Readers of my writing over 26 years, 11 books and over a hundred articles, have the right to trust that I have personally vetted and corroborated the facts I present, and that I can vouch for them. Plagiarism is insidious because it rightfully violates that trust. Just the mere use of the word raises the idea that the accused journalist has broken one of the cardinal rules of writing and is somehow cutting corners on research, facts, or original reporting.


IPBiz notes that plagiarism is copying without attribution, and is distinct from issues associated with vetting and corroboration. One can plagiarize a false text or a truthful one. The above stream is a bit of a non sequitur in that the presence of plagiarism does not violate trust developed concerning vetting and corroboration.

Posner concluded his post: I shall not be doing journalism on the internet until I am satisfied that I can do so without violating my own standards and the basic rules of journalism.

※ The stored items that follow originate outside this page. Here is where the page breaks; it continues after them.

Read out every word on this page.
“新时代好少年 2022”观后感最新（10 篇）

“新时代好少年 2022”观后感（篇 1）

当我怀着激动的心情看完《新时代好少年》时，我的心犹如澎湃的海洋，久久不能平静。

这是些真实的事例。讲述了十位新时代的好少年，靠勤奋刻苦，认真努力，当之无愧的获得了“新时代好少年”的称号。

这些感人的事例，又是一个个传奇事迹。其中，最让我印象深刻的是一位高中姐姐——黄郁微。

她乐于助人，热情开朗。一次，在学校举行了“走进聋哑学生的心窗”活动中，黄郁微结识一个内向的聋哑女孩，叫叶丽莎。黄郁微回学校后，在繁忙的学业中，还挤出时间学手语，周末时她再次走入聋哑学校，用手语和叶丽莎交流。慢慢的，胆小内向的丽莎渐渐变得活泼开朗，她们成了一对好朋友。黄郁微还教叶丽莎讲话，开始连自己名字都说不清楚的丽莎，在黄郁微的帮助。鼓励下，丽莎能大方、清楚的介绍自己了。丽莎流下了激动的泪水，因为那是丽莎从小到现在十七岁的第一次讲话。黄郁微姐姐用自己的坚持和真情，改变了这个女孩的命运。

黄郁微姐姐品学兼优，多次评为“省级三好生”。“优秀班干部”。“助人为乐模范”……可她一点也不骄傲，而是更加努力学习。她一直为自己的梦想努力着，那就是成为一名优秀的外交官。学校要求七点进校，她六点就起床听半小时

The Slate post includes text:

Veteran journalist Gerald Posner acknowledged today that he copied five sentences from a Miami Herald article this week for a piece he wrote for the Daily Beast. The Daily Beast appended an editor's note to the beginning of Posner's piece today, explaining that the copying was "inadvertent" and that the Daily Beast has deleted the copied passages.

(...)

But, again, he's not making excuses. He also refused to soft-pedal in any way what he did because it was inadvertent, as many plagiarists do. "The act is the act," he said.


IPBiz notes that Posner characterized his act as one of accidental plagiarism, and he did distinguish his act from deliberate plagiarism.

In the 1990's, advertisements for the book "Case Closed" had depicted competing authors as "guilty of misleading the American public," which text led to a group of lawsuits. In one of these (Groden v. Random House), the Second Circuit wrote:

Appellant's second Lanham Act argument contends that the ad constitutes false advertising because the statement "GUILTY OF MISLEADING THE AMERICAN PUBLIC", made with reference to Groden and the other authors, and the statement, "ONE MAN. ONE GUN. ONE INESCAPABLE CONCLUSION.", made with reference to Posner's thesis, are both false. This claim also is without a basis in law. In order to be actionable under the Lanham Act, a challenged advertisement must be literally false or, though literally true, likely to mislead or confuse consumers. See Johnson & Johnson * Merck Consumer Pharmaceuticals Co. v. Smithkline Beecham Corp., 960 F.2d 294, 297 (2d Cir.1992); McNeil-P.C.C., 938 F.2d at 1549. However, statements of opinion are generally not the basis for Lanham Act liability. See Restatement (Third) of Unfair Competition Sec. 3 cmt. d (1993).

As the District Court noted, the statement "GUILTY OF MISLEADING THE AMERICAN PUBLIC" is obviously a statement of opinion that could not reasonably be seen as stating or implying provable facts about Groden's work. See Licata & Co., Inc. v. Goldberg, 812 F.Supp. 403, 408 (S.D.N.Y.1993); see also Lane v. Random House, 1995 WL 46376 at * 9 (finding same statement at issue here to be "rhetorical hyperbole" that "does not state actual facts about an individual" and "cannot be proven true or false");


There are widely varying opinions on the underlying factual matter, not all favorable to Posner.

See also
The concept of anticipation: before the USPTO and book buyers


Update. 1 Sept 10***On non sequiturs, note
Logos: The Gray Area between Copyright and Trademark which talks about distinctions between trademarks, not between copyrights and trademarks:

However, that doesn’t mean you can prevent any and all uses of, say, your company name. Ace Hardware and Ace Bandages can peaceably co-exist because they fall into different markets that are unlikely to overlap and cause confusion.